The same bounty which poured the abundance of autumn into the lap of the mighty, had reserved a pittance for the support of the famished and friendless.

How the mercy of Jehovah bursts upon us in every dispensation and in every event! In wisdom he has permitted distinctions of rank and fortune to take place; in compassion he has taken care to make provision for the wants of the necessitous. So that while industry and pity remain, no one is reduced to absolute despair.

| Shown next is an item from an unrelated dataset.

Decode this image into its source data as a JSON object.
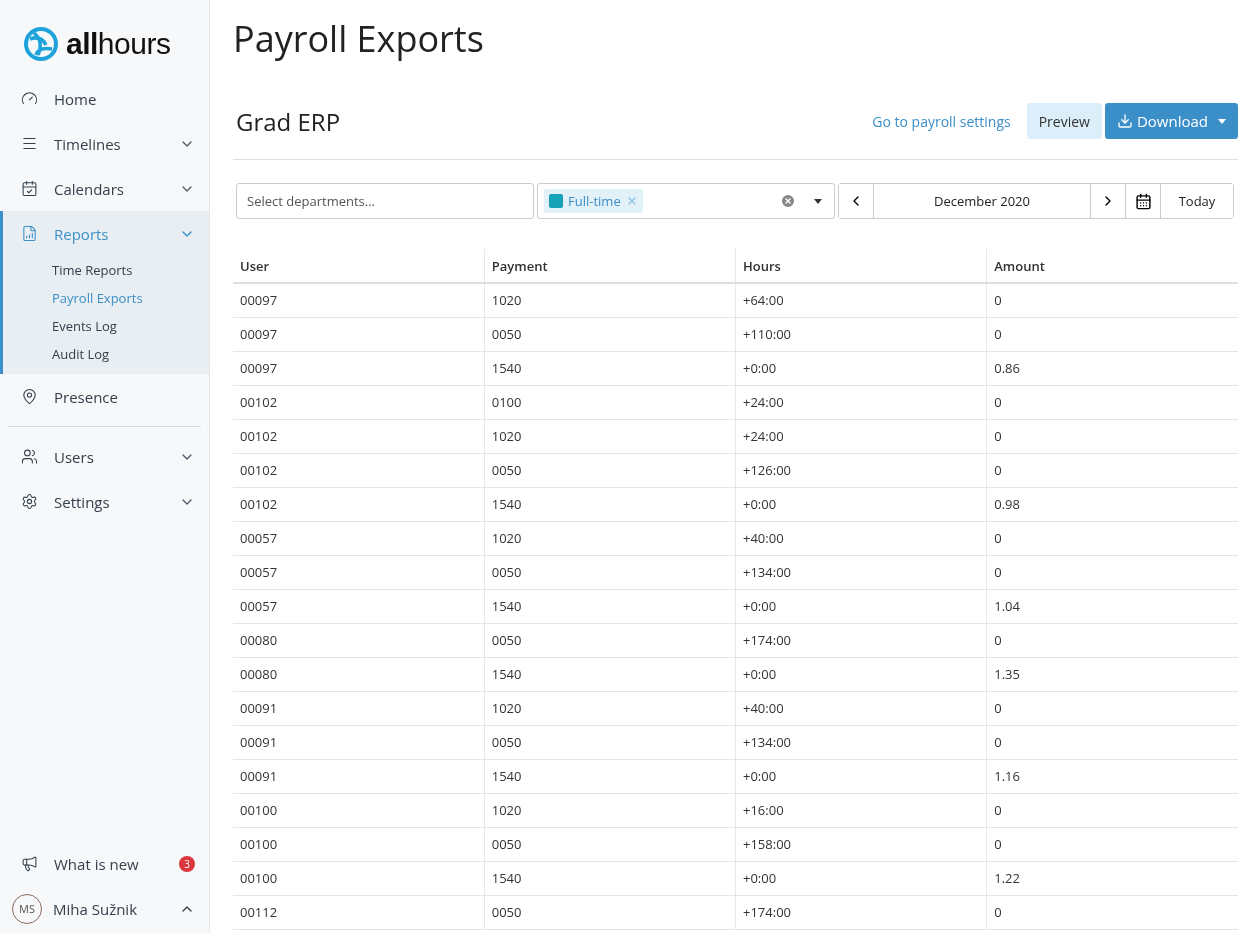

It is with pleasure we recur to the words of the law, and trace that God who "careth for oxen," much more solicitous about the support and consolation of the miserable part of the rational creation. "And when ye reap the harvest of your land, thou shalt not wholly reap the corners of thy field, neither shalt thou gather the gleanings of thy harvest. And thou shalt not glean thy vineyard, neither shalt thou gather every grape of thy vineyard; thou shalt leave them for the poor and stranger: I am the Lord your God," Lev. xix. 9, 10. And again, "When ye reap the harvest of your land, thou shalt not make clean riddance of the corners of thy field when thou reapest, neither shalt thou gather any gleaning of thy harvest: thou shalt leave them unto the poor, and to the stranger: I am the Lord your God," Lev. xxiii. 22. And again, in recapitulating the law, in Deuteronomy, "When thou cuttest down thine harvest in thy field, and hast forgot a sheaf in the field, thou shalt not go again to fetch it: it shall be for the stranger, for the fatherless, and for thee widow: that the Lord thy God may bless the in all the works of thine hands. When thou beatest thine olive-tree, thou shalt not go over the boughs again: it shall be for the stranger, for the fatherless, and for the widow. When thou gatherest the grapes of thy vineyard, thou shalt not glean it afterward: it shall be for the stranger, for the fatherless, and for the widow. And thou shalt remember that thou wast a bond-man in the land of Egypt: therefore I command thee to do this thing," Deut. xxiv. 19-22.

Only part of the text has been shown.